ANCIENT MESOLITHIC OBSIDIAN TOOLS FOUND IN ARCTIC CIRCLE

CHUKOTKA, RUSSIA—Haaretz reports that ancient obsidian tools have been found at a Mesolithic site in the Arctic Circle by a team of researchers led by Vladimir Pitulko of the Russian Academy of Sciences.

Pitulko said the small settlement on what is now Zhokhov Island was inhabited by 25 to 50 people of the paleo-Arctic Sumnagin cultural complex, who hunted, fished, and lived in reindeer-skin tents. The small number of volcanic glass tools, found among some 19,000 stone tools and other objects made of antler, mammoth ivory, and bone, have been dated to between 8,000 and 9,000 years ago, when sea levels were lower and the island was still connected to mainland Siberia.
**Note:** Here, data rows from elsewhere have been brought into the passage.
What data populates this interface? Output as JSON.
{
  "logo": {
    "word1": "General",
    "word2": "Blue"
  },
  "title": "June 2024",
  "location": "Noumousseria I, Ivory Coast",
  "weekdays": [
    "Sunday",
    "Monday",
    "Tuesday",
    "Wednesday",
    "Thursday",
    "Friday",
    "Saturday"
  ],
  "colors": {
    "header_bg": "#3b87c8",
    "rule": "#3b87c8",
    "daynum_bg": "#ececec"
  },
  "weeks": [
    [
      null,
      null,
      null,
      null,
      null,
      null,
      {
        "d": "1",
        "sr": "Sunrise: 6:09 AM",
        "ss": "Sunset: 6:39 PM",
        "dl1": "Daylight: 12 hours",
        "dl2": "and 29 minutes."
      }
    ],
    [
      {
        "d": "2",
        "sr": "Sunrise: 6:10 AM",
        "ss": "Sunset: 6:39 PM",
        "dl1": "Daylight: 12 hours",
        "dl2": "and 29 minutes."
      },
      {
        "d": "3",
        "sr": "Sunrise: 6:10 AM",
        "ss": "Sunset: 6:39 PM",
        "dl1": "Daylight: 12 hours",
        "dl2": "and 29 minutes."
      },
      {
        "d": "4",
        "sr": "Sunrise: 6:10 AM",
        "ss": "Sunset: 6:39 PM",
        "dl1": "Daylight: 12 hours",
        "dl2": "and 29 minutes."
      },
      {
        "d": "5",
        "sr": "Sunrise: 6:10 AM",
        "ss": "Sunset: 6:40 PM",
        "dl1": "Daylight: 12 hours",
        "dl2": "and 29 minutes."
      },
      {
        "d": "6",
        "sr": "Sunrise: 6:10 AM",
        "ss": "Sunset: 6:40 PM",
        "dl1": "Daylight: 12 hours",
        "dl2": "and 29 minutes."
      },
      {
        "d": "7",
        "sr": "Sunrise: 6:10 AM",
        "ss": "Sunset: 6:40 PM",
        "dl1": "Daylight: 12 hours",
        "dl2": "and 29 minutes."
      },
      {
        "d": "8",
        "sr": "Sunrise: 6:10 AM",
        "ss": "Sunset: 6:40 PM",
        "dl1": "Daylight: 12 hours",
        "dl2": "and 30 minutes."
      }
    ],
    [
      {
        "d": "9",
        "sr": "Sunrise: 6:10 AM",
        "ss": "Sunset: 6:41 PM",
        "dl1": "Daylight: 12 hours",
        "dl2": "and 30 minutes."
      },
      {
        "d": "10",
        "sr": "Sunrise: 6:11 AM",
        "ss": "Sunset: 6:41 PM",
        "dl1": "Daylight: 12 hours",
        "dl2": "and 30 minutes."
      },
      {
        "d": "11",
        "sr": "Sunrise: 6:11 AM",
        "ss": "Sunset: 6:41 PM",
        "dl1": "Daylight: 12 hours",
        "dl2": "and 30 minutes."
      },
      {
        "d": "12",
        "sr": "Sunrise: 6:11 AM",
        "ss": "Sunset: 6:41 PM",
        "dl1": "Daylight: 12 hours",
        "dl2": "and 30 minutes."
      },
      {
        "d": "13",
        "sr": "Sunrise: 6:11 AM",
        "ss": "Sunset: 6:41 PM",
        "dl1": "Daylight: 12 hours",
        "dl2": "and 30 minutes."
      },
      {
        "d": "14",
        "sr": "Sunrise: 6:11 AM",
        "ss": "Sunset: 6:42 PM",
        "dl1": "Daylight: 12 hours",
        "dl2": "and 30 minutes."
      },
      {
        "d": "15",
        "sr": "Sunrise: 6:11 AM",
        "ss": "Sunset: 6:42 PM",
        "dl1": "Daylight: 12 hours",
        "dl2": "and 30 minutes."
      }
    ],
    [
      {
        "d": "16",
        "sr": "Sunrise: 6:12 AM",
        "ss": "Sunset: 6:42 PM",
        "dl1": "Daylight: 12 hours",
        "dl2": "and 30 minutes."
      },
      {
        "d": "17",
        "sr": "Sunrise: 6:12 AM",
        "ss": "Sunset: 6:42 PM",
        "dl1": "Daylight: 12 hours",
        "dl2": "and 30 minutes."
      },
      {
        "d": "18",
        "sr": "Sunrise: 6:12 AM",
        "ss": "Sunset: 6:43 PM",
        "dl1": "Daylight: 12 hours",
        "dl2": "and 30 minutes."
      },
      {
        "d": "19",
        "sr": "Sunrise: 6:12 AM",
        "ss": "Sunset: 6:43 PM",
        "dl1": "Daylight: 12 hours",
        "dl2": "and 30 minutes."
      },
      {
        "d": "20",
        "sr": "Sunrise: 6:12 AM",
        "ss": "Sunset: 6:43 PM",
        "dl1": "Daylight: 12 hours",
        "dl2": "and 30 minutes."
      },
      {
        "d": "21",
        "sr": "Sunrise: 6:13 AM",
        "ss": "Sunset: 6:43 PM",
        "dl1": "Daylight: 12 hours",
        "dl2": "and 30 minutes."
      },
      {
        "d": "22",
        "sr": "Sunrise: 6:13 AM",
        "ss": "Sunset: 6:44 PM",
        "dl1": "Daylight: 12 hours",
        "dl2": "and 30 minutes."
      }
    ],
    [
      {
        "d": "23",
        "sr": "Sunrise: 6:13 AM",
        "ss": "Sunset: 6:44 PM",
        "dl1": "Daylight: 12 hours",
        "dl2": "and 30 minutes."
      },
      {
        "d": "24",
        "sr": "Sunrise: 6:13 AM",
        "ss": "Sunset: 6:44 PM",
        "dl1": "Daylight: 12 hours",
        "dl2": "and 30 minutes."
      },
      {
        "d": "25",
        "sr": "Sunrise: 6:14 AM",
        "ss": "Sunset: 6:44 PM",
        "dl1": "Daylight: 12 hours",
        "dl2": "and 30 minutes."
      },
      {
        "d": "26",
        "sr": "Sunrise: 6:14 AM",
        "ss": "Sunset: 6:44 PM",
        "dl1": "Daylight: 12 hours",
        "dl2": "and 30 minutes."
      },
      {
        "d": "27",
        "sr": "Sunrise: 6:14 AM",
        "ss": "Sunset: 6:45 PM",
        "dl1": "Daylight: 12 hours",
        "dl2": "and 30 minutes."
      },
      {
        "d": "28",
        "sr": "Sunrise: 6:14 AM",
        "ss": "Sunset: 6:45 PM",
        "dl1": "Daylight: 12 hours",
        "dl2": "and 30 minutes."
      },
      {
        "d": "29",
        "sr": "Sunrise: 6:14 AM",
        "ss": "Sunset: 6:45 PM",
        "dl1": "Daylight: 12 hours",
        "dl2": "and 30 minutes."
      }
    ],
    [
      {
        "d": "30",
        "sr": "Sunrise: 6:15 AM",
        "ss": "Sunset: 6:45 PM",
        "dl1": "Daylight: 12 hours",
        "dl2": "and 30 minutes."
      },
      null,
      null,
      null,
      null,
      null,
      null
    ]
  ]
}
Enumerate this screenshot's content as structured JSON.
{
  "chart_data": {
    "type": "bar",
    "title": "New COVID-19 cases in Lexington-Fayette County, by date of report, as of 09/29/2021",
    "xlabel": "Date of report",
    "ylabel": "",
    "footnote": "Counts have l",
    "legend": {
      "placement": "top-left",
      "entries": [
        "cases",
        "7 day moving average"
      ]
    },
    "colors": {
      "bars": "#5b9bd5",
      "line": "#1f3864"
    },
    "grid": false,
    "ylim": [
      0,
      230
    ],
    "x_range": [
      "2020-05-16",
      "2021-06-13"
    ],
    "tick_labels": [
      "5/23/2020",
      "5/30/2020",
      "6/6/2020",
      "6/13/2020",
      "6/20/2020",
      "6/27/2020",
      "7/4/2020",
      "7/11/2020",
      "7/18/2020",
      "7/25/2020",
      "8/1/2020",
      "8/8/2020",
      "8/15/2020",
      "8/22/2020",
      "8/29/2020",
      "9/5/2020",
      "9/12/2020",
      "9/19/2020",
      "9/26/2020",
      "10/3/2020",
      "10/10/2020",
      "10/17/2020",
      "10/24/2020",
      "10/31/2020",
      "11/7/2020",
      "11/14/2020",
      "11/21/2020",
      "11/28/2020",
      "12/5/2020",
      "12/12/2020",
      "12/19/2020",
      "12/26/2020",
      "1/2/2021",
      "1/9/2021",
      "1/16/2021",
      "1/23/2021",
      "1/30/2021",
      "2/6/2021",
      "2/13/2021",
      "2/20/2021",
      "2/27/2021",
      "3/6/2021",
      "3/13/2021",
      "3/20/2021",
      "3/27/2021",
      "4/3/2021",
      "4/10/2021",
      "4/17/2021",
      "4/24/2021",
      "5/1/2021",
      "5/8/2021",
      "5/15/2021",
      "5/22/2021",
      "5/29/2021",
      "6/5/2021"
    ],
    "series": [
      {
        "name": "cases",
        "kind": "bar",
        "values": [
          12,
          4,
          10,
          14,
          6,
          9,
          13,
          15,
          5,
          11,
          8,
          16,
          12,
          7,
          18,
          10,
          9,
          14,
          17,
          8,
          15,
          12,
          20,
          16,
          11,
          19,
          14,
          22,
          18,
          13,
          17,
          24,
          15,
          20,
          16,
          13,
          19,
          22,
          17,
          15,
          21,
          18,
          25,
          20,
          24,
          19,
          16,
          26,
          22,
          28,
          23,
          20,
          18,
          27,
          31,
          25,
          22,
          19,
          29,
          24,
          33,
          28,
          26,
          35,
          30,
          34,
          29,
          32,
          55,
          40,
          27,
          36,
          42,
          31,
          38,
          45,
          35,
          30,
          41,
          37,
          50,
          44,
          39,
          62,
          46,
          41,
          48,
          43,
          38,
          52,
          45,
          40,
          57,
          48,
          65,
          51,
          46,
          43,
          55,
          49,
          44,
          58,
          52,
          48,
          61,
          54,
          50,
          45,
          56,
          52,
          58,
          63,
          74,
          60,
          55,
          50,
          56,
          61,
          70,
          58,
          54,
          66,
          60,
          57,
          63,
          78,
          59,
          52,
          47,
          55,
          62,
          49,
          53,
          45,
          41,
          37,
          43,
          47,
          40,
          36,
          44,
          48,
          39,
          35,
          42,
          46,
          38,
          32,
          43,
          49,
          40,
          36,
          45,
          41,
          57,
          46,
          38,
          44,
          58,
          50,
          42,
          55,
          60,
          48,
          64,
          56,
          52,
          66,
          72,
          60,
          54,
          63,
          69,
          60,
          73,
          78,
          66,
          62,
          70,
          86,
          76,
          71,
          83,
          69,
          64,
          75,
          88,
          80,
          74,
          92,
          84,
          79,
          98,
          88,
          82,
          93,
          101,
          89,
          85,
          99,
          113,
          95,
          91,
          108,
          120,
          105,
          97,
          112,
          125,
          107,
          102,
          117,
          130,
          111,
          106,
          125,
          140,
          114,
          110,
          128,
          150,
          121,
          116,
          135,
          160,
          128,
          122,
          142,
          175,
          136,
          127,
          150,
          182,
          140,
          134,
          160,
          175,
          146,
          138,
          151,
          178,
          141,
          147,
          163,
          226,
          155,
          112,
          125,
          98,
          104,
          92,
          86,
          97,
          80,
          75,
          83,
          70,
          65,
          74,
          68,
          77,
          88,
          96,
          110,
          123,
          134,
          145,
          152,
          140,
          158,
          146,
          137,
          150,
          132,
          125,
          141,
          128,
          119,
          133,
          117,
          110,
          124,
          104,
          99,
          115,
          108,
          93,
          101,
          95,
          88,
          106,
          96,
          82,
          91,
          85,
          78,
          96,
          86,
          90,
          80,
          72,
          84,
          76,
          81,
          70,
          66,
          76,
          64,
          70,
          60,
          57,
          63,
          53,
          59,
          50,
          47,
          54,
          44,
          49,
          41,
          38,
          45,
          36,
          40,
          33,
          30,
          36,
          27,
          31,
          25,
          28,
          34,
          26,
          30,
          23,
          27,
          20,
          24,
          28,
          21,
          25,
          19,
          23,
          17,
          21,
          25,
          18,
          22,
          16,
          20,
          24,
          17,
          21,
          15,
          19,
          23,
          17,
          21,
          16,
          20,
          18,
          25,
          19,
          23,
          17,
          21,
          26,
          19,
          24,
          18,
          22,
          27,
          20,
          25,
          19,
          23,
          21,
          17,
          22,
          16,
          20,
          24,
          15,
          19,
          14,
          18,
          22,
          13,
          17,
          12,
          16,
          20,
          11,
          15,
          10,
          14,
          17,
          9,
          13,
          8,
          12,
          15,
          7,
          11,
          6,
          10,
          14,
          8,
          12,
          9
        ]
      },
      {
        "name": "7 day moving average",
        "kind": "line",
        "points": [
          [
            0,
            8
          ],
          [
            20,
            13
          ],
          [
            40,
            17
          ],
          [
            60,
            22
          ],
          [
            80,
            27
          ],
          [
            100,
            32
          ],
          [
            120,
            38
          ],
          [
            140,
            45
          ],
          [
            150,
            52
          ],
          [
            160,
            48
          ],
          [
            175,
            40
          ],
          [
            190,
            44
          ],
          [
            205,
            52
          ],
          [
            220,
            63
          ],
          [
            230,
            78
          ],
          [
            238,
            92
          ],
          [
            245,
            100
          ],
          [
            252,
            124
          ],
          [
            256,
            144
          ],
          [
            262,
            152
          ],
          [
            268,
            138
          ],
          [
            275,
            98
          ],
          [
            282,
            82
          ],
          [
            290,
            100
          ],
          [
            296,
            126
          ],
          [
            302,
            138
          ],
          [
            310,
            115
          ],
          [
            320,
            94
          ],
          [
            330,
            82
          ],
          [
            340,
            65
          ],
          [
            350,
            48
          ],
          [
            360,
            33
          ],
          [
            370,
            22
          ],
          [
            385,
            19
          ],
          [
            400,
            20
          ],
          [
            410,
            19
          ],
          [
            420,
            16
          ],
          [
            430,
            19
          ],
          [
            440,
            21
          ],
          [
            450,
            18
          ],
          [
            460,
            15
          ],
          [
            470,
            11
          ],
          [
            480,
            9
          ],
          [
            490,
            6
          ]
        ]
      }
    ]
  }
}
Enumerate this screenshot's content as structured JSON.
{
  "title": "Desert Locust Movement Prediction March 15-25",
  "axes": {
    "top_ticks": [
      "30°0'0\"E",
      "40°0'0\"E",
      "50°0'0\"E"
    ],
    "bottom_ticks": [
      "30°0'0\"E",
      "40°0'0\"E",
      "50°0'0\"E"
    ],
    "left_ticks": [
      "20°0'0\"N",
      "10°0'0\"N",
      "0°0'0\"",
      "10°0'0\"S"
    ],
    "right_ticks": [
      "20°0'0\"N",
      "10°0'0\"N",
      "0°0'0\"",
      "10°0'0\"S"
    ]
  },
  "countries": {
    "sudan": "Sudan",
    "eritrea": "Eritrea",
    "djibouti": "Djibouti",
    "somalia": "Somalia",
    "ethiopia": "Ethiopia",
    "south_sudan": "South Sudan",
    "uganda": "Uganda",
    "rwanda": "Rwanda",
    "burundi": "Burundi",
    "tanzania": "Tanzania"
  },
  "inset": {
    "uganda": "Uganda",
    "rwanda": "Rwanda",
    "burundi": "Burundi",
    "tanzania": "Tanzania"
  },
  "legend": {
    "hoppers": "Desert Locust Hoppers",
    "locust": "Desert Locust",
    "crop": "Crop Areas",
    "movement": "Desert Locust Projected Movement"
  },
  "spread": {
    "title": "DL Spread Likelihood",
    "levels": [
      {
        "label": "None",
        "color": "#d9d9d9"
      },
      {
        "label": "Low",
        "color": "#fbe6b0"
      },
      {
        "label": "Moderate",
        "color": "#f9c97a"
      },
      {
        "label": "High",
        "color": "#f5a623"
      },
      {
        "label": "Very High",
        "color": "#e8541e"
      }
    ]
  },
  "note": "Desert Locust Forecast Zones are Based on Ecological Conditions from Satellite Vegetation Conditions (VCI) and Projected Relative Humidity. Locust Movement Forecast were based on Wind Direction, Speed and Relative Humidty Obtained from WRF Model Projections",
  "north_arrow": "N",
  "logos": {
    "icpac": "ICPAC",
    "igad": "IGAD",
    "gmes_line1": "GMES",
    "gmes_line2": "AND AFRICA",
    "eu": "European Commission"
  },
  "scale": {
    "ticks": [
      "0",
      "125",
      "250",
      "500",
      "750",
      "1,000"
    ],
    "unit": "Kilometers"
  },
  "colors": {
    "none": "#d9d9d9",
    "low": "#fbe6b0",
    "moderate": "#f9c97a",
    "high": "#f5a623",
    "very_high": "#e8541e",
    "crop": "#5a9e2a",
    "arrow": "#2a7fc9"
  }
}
Chemical analysis of the obsidian indicates it came from the Lake Krasnoye region, more than 1,000 miles away from the site. Pitulko and his colleagues suggest the obsidian could have been carried by traders traveling by dogsled, since traces of wooden sleds, and the remains of dogs who would have weighed around 55 pounds—the size of dog used to pull sleds today because they have sufficient strength but are not so large that they overheat—have also been recovered on the island.